We are not ready for Future Shock

Editorial, Normal
Source:

The National, Monday September 2nd, 2013

 SOME early planners such as Public Enterprise and State Investment Minister Ben Micah could never have foreseen or anticipated the changes brought about because of the advances in science  and technology.

The social and communication changes mobile phone technology have brought about in Papua New Guinea still elude our full understanding. 

The full impact of such technology, both good or bad, has yet to pan out.

The internet is now available to all who own smart phones. 

News, gossip, knowledge and pornography are transmitted and received at the push of a button.

Criminals organise crime from behind bars using mobile phones and know whether or not the deed has been carried out by monitoring it on their phones.

Facebook, Twitter, Youtube and other social media sites offer old and young instant contact with each other and  the world at large.

Knowledge, once the domain of universities which catered for the rich and the privileged, is now available to all at their fingertips.

A would-be child molester and rapist was recently photographed with his genitalia severed and pushed into his mouth. 

The photograph, with all its gory detail, was uploaded on Facebook and available to all and sundry to see. 

No self-respecting mass media publication would have gone near the photograph but the publicity was instantaneous and available to all who access the site. 

When three huge waves crashed over the Rabaul Queen on February 2, 2012 and tipped the ship over, causing  the loss of more than 160 lives, a passenger was able to, in that space of time before he went under, transmit pictures of the waves towering over the ship before passenger and phone were lost forever.

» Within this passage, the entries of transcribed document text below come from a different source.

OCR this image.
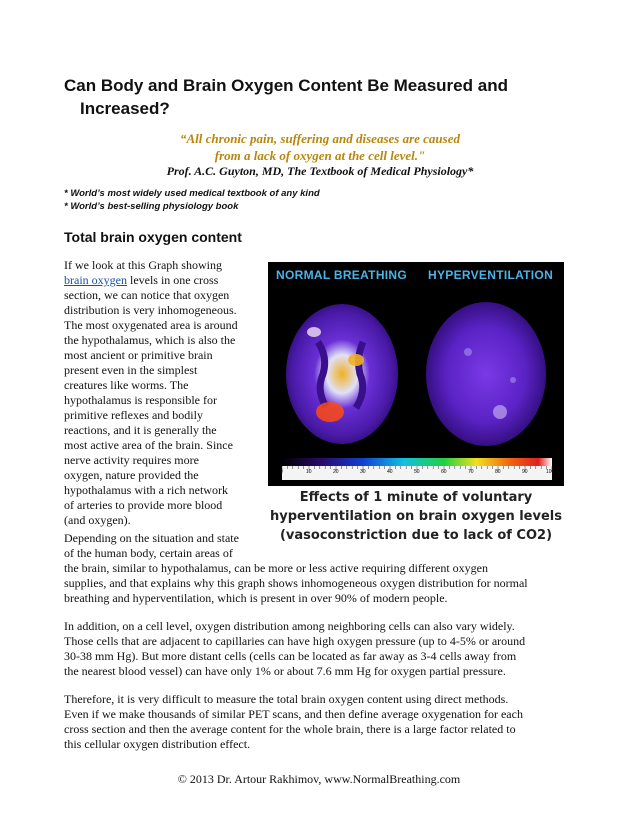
Can Body and Brain Oxygen Content Be Measured and Increased?
“All chronic pain, suffering and diseases are caused
from a lack of oxygen at the cell level."
Prof. A.C. Guyton, MD, The Textbook of Medical Physiology*
* World’s most widely used medical textbook of any kind
* World’s best-selling physiology book
Total brain oxygen content
If we look at this Graph showing
brain oxygen levels in one cross
section, we can notice that oxygen
distribution is very inhomogeneous.
The most oxygenated area is around
the hypothalamus, which is also the
most ancient or primitive brain
present even in the simplest
creatures like worms. The
hypothalamus is responsible for
primitive reflexes and bodily
reactions, and it is generally the
most active area of the brain. Since
nerve activity requires more
oxygen, nature provided the
hypothalamus with a rich network
of arteries to provide more blood
(and oxygen).
NORMAL BREATHING HYPERVENTILATION
0	10	20	30	40	50	60	70	80	90	100
Effects of 1 minute of voluntary
hyperventilation on brain oxygen levels
(vasoconstriction due to lack of CO2)
Depending on the situation and state
of the human body, certain areas of
the brain, similar to hypothalamus, can be more or less active requiring different oxygen
supplies, and that explains why this graph shows inhomogeneous oxygen distribution for normal
breathing and hyperventilation, which is present in over 90% of modern people.
In addition, on a cell level, oxygen distribution among neighboring cells can also vary widely.
Those cells that are adjacent to capillaries can have high oxygen pressure (up to 4-5% or around
30-38 mm Hg). But more distant cells (cells can be located as far away as 3-4 cells away from
the nearest blood vessel) can have only 1% or about 7.6 mm Hg for oxygen partial pressure.
Therefore, it is very difficult to measure the total brain oxygen content using direct methods.
Even if we make thousands of similar PET scans, and then define average oxygenation for each
cross section and then the average content for the whole brain, there is a large factor related to
this cellular oxygen distribution effect.
© 2013 Dr. Artour Rakhimov, www.NormalBreathing.com
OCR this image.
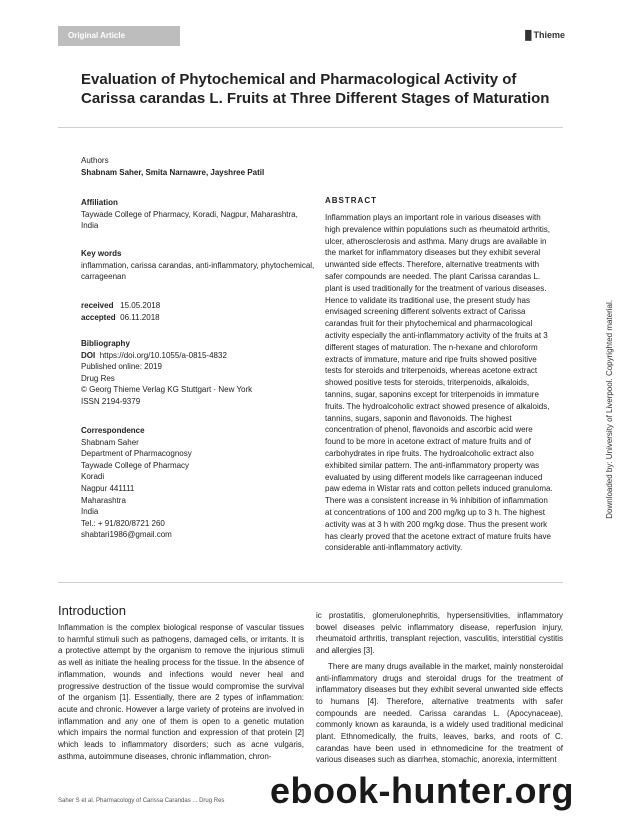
Original Article	█ Thieme
Evaluation of Phytochemical and Pharmacological Activity of Carissa carandas L. Fruits at Three Different Stages of Maturation
Authors
Shabnam Saher, Smita Narnawre, Jayshree Patil
Affiliation
Taywade College of Pharmacy, Koradi, Nagpur, Maharashtra, India
Key words
inflammation, carissa carandas, anti-inflammatory, phytochemical, carrageenan
received 15.05.2018
accepted 06.11.2018
Bibliography
DOI https://doi.org/10.1055/a-0815-4832
Published online: 2019
Drug Res
© Georg Thieme Verlag KG Stuttgart · New York
ISSN 2194-9379
Correspondence
Shabnam Saher
Department of Pharmacognosy
Taywade College of Pharmacy
Koradi
Nagpur 441111
Maharashtra
India
Tel.: + 91/820/8721 260
shabtari1986@gmail.com
ABSTRACT
Inflammation plays an important role in various diseases with high prevalence within populations such as rheumatoid arthritis, ulcer, atherosclerosis and asthma. Many drugs are available in the market for inflammatory diseases but they exhibit several unwanted side effects. Therefore, alternative treatments with safer compounds are needed. The plant Carissa carandas L. plant is used traditionally for the treatment of various diseases. Hence to validate its traditional use, the present study has envisaged screening different solvents extract of Carissa carandas fruit for their phytochemical and pharmacological activity especially the anti-inflammatory activity of the fruits at 3 different stages of maturation. The n-hexane and chloroform extracts of immature, mature and ripe fruits showed positive tests for steroids and triterpenoids, whereas acetone extract showed positive tests for steroids, triterpenoids, alkaloids, tannins, sugar, saponins except for triterpenoids in immature fruits. The hydroalcoholic extract showed presence of alkaloids, tannins, sugars, saponin and flavonoids. The highest concentration of phenol, flavonoids and ascorbic acid were found to be more in acetone extract of mature fruits and of carbohydrates in ripe fruits. The hydroalcoholic extract also exhibited similar pattern. The anti-inflammatory property was evaluated by using different models like carrageenan induced paw edema in Wistar rats and cotton pellets induced granuloma. There was a consistent increase in % inhibition of inflammation at concentrations of 100 and 200 mg/kg up to 3 h. The highest activity was at 3 h with 200 mg/kg dose. Thus the present work has clearly proved that the acetone extract of mature fruits have considerable anti-inflammatory activity.
Downloaded by: University of Liverpool. Copyrighted material.
Introduction

Inflammation is the complex biological response of vascular tissues to harmful stimuli such as pathogens, damaged cells, or irritants. It is a protective attempt by the organism to remove the injurious stimuli as well as initiate the healing process for the tissue. In the absence of inflammation, wounds and infections would never heal and progressive destruction of the tissue would compromise the survival of the organism [1]. Essentially, there are 2 types of inflammation: acute and chronic. However a large variety of proteins are involved in inflammation and any one of them is open to a genetic mutation which impairs the normal function and expression of that protein [2] which leads to inflammatory disorders; such as acne vulgaris, asthma, autoimmune diseases, chronic inflammation, chron-

ic prostatitis, glomerulonephritis, hypersensitivities, inflammatory bowel diseases pelvic inflammatory disease, reperfusion injury, rheumatoid arthritis, transplant rejection, vasculitis, interstitial cystitis and allergies [3].

There are many drugs available in the market, mainly nonsteroidal anti-inflammatory drugs and steroidal drugs for the treatment of inflammatory diseases but they exhibit several unwanted side effects to humans [4]. Therefore, alternative treatments with safer compounds are needed. Carissa carandas L. (Apocynaceae), commonly known as karaunda, is a widely used traditional medicinal plant. Ethnomedically, the fruits, leaves, barks, and roots of C. carandas have been used in ethnomedicine for the treatment of various diseases such as diarrhea, stomachic, anorexia, intermittent

Saher S et al. Pharmacology of Carissa Carandas ... Drug Res ebook-hunter.org
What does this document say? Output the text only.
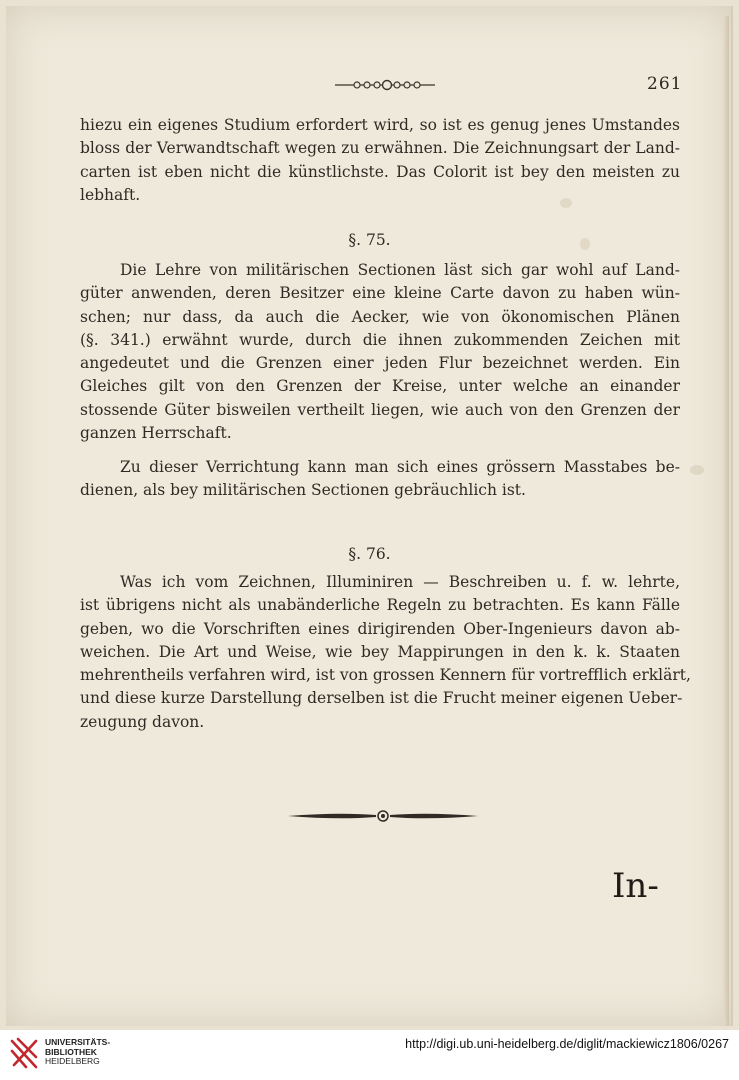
261
hiezu ein eigenes Studium erfordert wird, so ist es genug jenes Umstandes
bloss der Verwandtschaft wegen zu erwähnen. Die Zeichnungsart der Land-
carten ist eben nicht die künstlichste. Das Colorit ist bey den meisten zu
lebhaft.
§. 75.
Die Lehre von militärischen Sectionen läst sich gar wohl auf Land-
güter anwenden, deren Besitzer eine kleine Carte davon zu haben wün-
schen; nur dass, da auch die Aecker, wie von ökonomischen Plänen
(§. 341.) erwähnt wurde, durch die ihnen zukommenden Zeichen mit
angedeutet und die Grenzen einer jeden Flur bezeichnet werden. Ein
Gleiches gilt von den Grenzen der Kreise, unter welche an einander
stossende Güter bisweilen vertheilt liegen, wie auch von den Grenzen der
ganzen Herrschaft.
Zu dieser Verrichtung kann man sich eines grössern Masstabes be-
dienen, als bey militärischen Sectionen gebräuchlich ist.
§. 76.
Was ich vom Zeichnen, Illuminiren — Beschreiben u. f. w. lehrte,
ist übrigens nicht als unabänderliche Regeln zu betrachten. Es kann Fälle
geben, wo die Vorschriften eines dirigirenden Ober-Ingenieurs davon ab-
weichen. Die Art und Weise, wie bey Mappirungen in den k. k. Staaten
mehrentheils verfahren wird, ist von grossen Kennern für vortrefflich erklärt,
und diese kurze Darstellung derselben ist die Frucht meiner eigenen Ueber-
zeugung davon.
In-
UNIVERSITÄTS-
BIBLIOTHEK
HEIDELBERG
http://digi.ub.uni-heidelberg.de/diglit/mackiewicz1806/0267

What ordinary people see and experience daily has crossed the threshold of the rigorous editing employed by those of us in the media industry.

Today, what one person sees through the lense of his or her mobile phone, or digital camera, is shared instantly with others.

Out will go concerns about decency, morality and innocence. The truth, in all its myriad forms, is forced on us. 

No place, no profession will be spared.  Future Shock about which author Alvin Toffler wrote in 1970 is here and there is no sparing the very young, the infirm, the innocent or those who hold fast to rigorous religious beliefs and practices.

And that is how it is going to be for the future. More and more of our lives will be dictated by the fast pace of technological changes.

To plan our lives – individual, corporate or national – without accounting for the scientific and technological developments going on around the world would certainly be to our own detriment.

The question is whether we want to enter the fast and furious world of the truth as it arrives the way it does today or do we want to slow down, to accept truth by slow degrees as we have done in the past. 

Planning for a country’s progress in such a world must incorporate the changing technological arrangements in the world.

Legislation in PNG, for instance, is way behind some of these developments. Matters pertaining to cybercrime, for instance, need to be provided for.

Others dealing with HIV and AIDS, transnational crime, access  by school children to pornography on the net, internet content and so on need closer control and legislative protection which are yet to be introduced.

Before the 2050 vision is realised in PNG, there will be changes that will beggar description by even today’s standards. 

Homes will be intelligent. Newsapers will be interactive. Roads will be intelligent, assisting driverless cars to negotiate roads. 

Body parts will be grown in bio-engineering labs so that wheelchairs and missing limbs might be history. Most of the food on our dinner plate might be biologically engineered.

More and more of what we consider science fiction might be non-fiction within the lifetime of today’s teenagers.

All of these developments will impact our transportation system, our agriculture practices, our food security and health and education policies. 

Our planners today will need to be more searching, more practical and looking at global developments before drawing up plans for the nation.